韓国のサムスン電子は、アメリカ市場において、折りたたみ式スマートフォン「Galaxy Z Fold 7」の一部モデルの販売価格を引き上げたということです。メモリ部品の価格高騰などが背景にあるとみられています。
「Galaxy Z Fold 7」は、最も安価なモデルでも2,000ドル(約31万円)に設定されており、市場で最も高額なスマートフォンの1つとされています。これまで、記憶容量が最大の1テラバイトのモデルは2,419ドル(約37万5000円)で販売されていました。
しかし、同社はこの1テラバイトモデルの価格を2,499ドル(約38万7000円)に引き上げたということです。端末の仕様に変更はなく、実質的に80ドル(約1万2000円)の値上げとなります。オンラインストアでは、今年3月の時点では元の価格で表示されていたことが確認されています。
また、512ギガバイトのモデルについても、発売時の2,119ドル(約32万8000円)から2,199ドル(約34万1000円)へと、同様に80ドル(約1万2000円)引き上げられたとみられています。現在は割引価格の2,079ドル(約32万2000円)で販売されているということです。
こうした既存製品の値上げは他社でも起きています。アメリカのモトローラも最近、低価格帯のスマートフォン「Moto G」シリーズの価格を最大100ドル(約1万5500円)引き上げたということです。
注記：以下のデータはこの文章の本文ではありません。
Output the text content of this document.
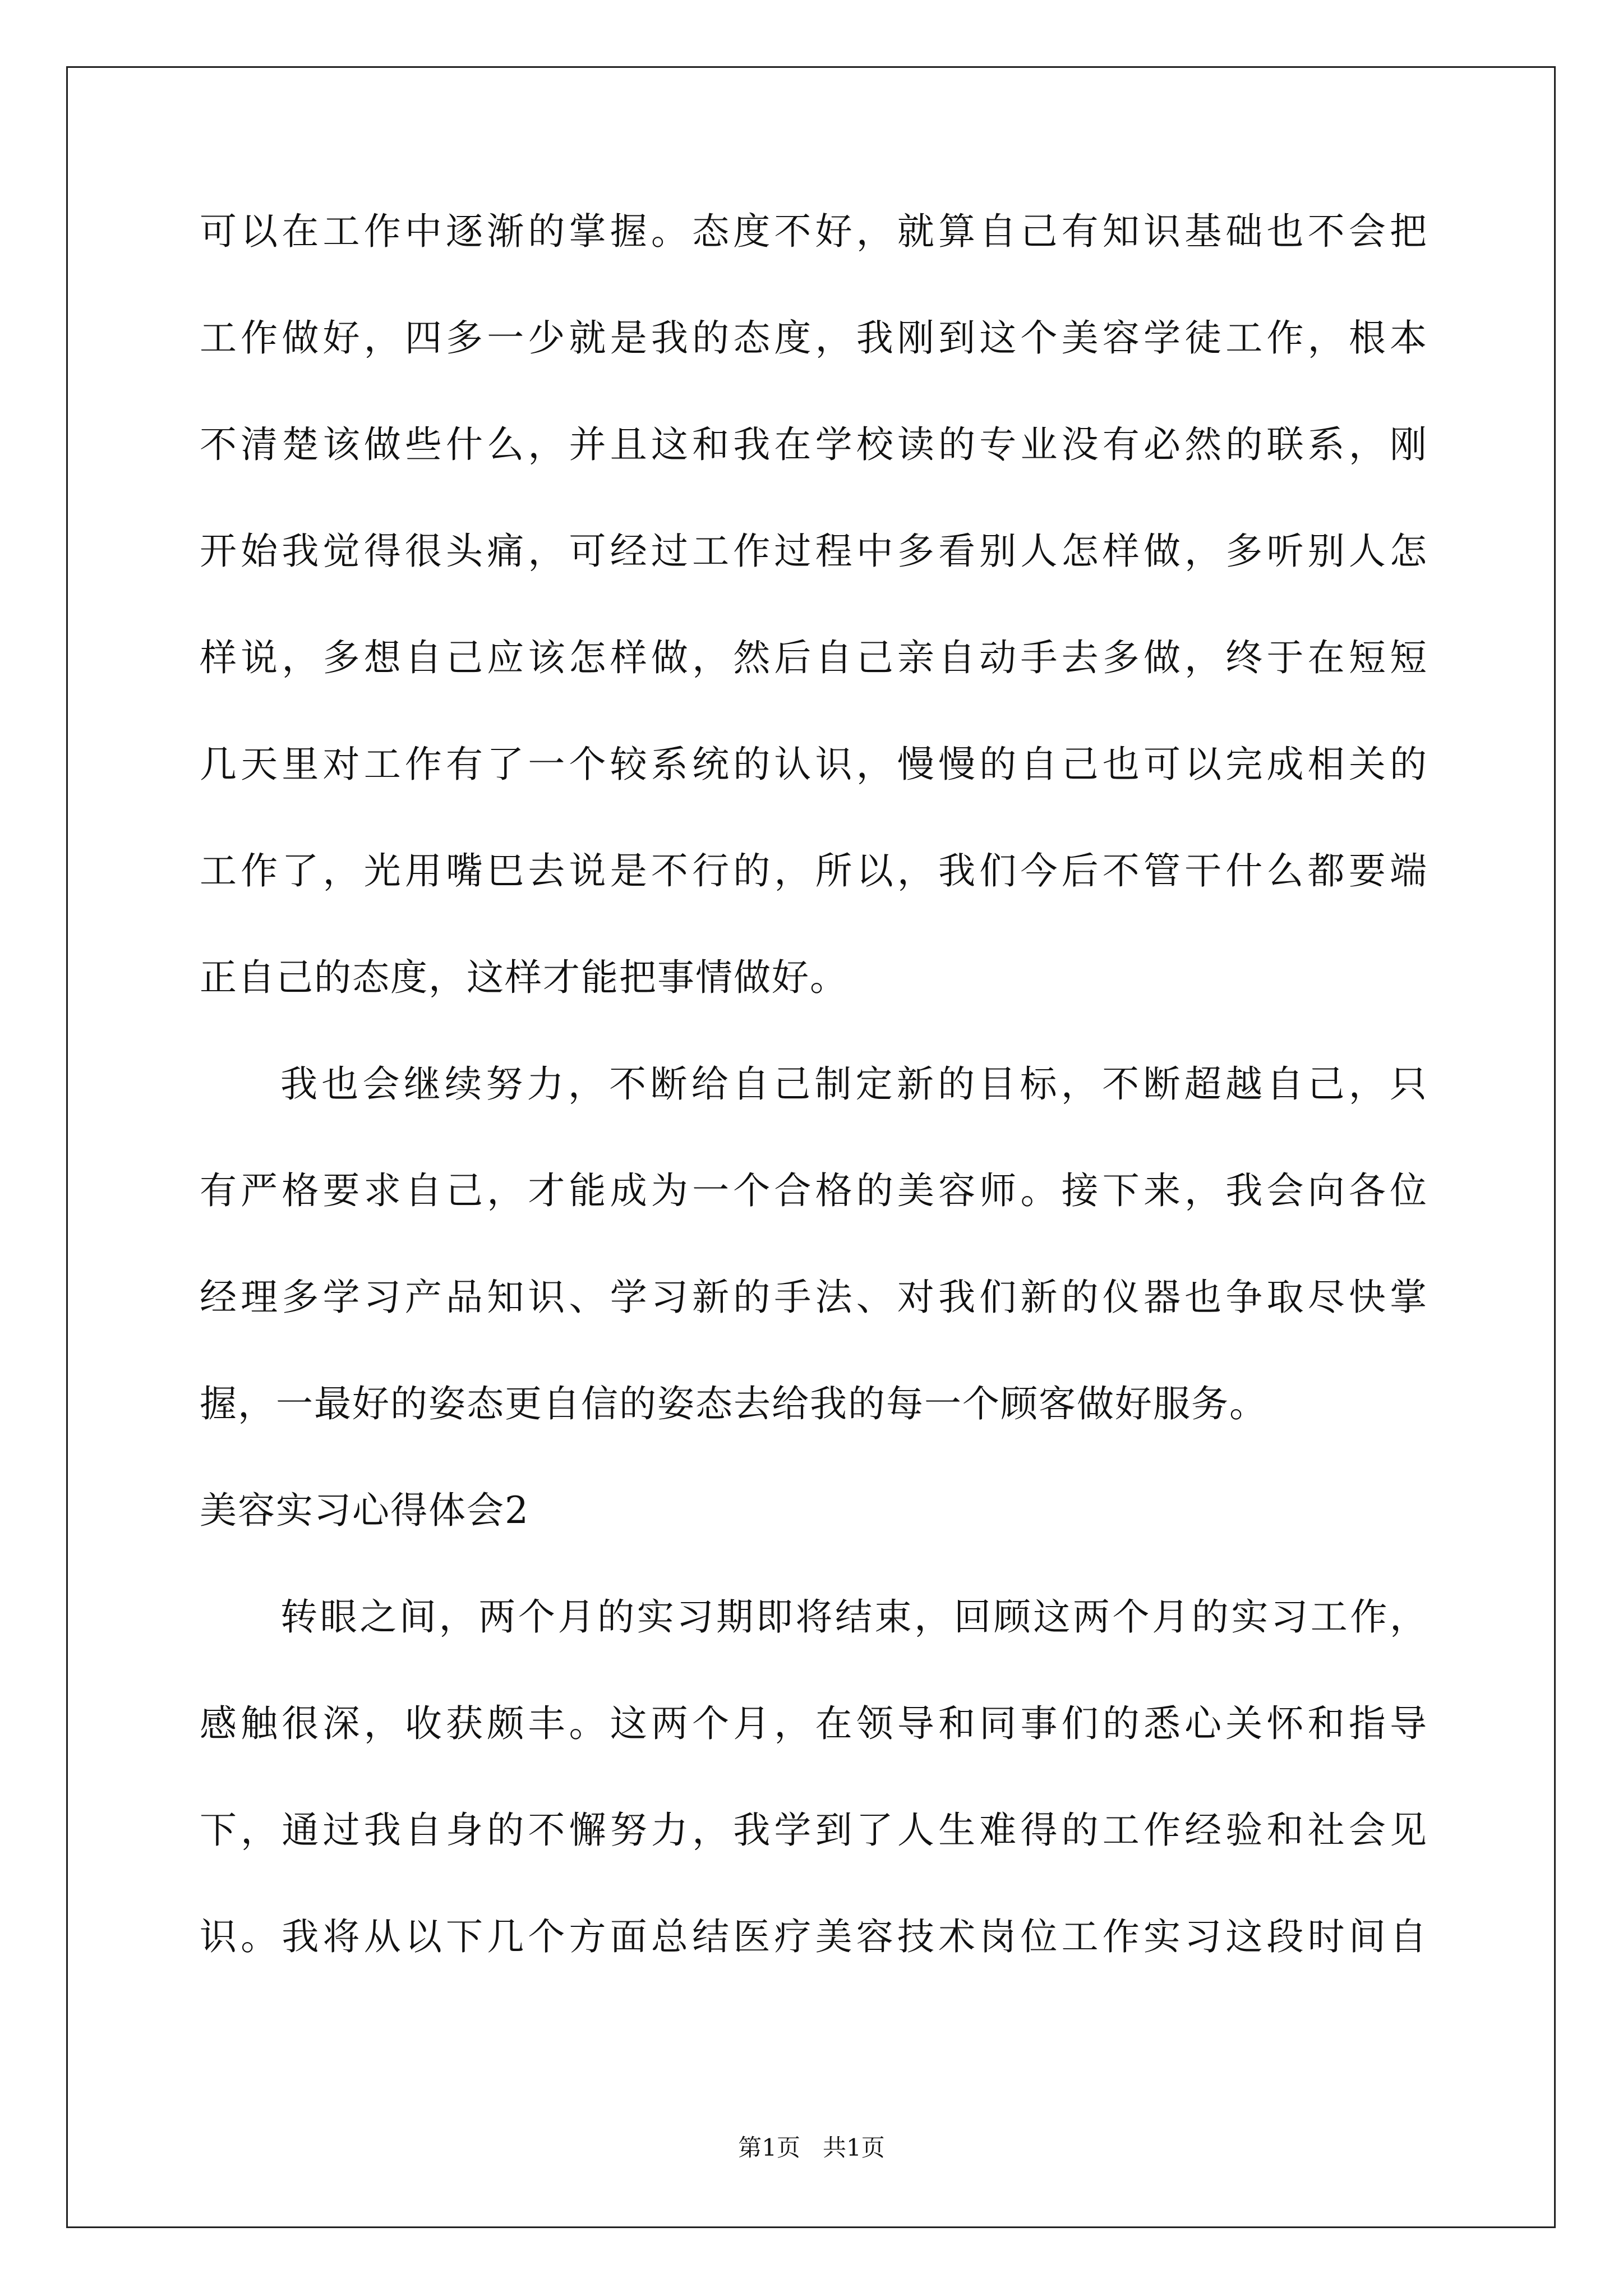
可以在工作中逐渐的掌握。态度不好，就算自己有知识基础也不会把
工作做好，四多一少就是我的态度，我刚到这个美容学徒工作，根本
不清楚该做些什么，并且这和我在学校读的专业没有必然的联系，刚
开始我觉得很头痛，可经过工作过程中多看别人怎样做，多听别人怎
样说，多想自己应该怎样做，然后自己亲自动手去多做，终于在短短
几天里对工作有了一个较系统的认识，慢慢的自己也可以完成相关的
工作了，光用嘴巴去说是不行的，所以，我们今后不管干什么都要端
正自己的态度，这样才能把事情做好。
我也会继续努力，不断给自己制定新的目标，不断超越自己，只
有严格要求自己，才能成为一个合格的美容师。接下来，我会向各位
经理多学习产品知识、学习新的手法、对我们新的仪器也争取尽快掌
握，一最好的姿态更自信的姿态去给我的每一个顾客做好服务。
美容实习心得体会2
转眼之间，两个月的实习期即将结束，回顾这两个月的实习工作，
感触很深，收获颇丰。这两个月，在领导和同事们的悉心关怀和指导
下，通过我自身的不懈努力，我学到了人生难得的工作经验和社会见
识。我将从以下几个方面总结医疗美容技术岗位工作实习这段时间自
第1页   共1页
今回の値上げの背景には、半導体市場における部品価格の高騰があります。AI(人工知能)のデータセンター向けに需要が急増している広帯域メモリ(HBM)や、DDR5メモリなどの供給不足が影響しているとしています。
専門家は、部品の生産体制が回復するか、AI向けの需要が落ち着くまでの間、すでに発売されている他の端末でも同様の価格引き上げが相次ぐ可能性があると指摘しています。